Wie zahlreiche Medien heute berichten, wie hier zum Beispiel die WELT, kam es in den USA erneut zu einem Vorfall, bei dem ein Schwarzer von Polizisten angeschossen wurde.

Natürlich wimmelt es auf Twitter wieder von Fachmännern und Experten, die allesamt genau wissen, wie es war, was besser hätte laufen können und wem für das Ganze nun die Schuld zu geben sei. Fakt ist: auch ich habe dazu eine Meinung und halte mit dieser nicht hinter dem Berg, ich bin allerdings weder Polizist, noch habe ich tiefergehende Kenntnisse in Polizeitaktik und Kriminalitätsbekämpfung, die über das Anschauen von Filmen und TV Serien hinausginge.

Ich bemühe mich allerdings in der Regel, Dinge nüchtern und objektiv zu betrachten und würde mir wünschen, dass ich damit nicht so allein auf weiter Flur stünde. Ich möchte an dieser Stelle nun einige der Argumente aufgreifen, die mir heute bereits im Verlauf verschiedener Diskussionen entgegnet wurden.

Er hätte sich einfach nicht widersetzen dürfen!

Richtig. Grundsätzlich ist der richtige, vernünftige und sicherste Weg, aus einer solchen Konfrontation unbeschadet herauszukommen, mit Sicherheit der, erstmal allen Anweisungen der Polizei Folge zu leisten. Insbesondere in den USA, wo es grundsätzlich eher nicht besonders schwierig ist, Polizist zu werden und wo die Ausbildung doch eher zu wünschen übrig lässt. Die Cowboy- oder Rambo-Mentalität US-amerikanischer Cops ist ja nun wirklich nichts Unbekanntes und zu einem großen Teil verantwortlich für die Misere, in der wir uns aktuell befinden. Eine vernünftige Ausbildung, wie z.B. bei Deutschen Polizisten, könnte hier schon viel helfen.

So einfach ist es jedoch nicht. Man kann es nicht leugnen, in den USA ist es sehr viel wahrscheinlicher, aus einer Konfrontation mit der Polizei nicht unbeschadet herauszukommen, wenn man schwarz ist, als wenn man weiß wäre.

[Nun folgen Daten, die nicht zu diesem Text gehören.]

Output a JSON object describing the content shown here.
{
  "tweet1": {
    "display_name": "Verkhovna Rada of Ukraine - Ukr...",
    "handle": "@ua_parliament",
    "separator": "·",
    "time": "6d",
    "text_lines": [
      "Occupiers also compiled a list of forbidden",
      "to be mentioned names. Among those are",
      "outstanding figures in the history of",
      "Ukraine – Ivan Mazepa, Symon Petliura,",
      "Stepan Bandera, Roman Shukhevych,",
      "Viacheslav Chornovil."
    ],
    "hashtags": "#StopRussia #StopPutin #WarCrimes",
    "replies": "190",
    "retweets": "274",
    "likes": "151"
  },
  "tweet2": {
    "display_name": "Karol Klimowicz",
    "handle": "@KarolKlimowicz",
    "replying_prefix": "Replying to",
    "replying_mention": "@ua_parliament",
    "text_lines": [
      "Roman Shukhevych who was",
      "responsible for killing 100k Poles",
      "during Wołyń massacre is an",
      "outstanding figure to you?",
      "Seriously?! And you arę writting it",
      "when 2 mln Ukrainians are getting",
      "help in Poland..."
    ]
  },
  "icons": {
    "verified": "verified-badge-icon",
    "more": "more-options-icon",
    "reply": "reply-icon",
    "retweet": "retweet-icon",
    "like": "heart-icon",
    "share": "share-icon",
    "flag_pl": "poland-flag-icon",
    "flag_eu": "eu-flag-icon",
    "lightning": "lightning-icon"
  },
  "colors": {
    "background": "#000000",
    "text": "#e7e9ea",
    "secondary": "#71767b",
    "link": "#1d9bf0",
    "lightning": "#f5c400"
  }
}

Das wissen Schwarze natürlich auch und entsprechend unruhig und besorgt geht man als Schwarzer dann auch in eine solche Situation hinein. Das ist völlig verständlich und normal. Es ist demnach zwar richtig: er hätte sich nicht widersetzen sollen; das war der erste, eklatante Fehler in der gesamten Situation. Allerdings ist, gerade im Verlauf der letzten Monate nach George Floyd, zumindest einmal verständlich, warum sich Jacob Blake in seinem Auto eventuell sicherer fühlte und da unbedingt hin wollte.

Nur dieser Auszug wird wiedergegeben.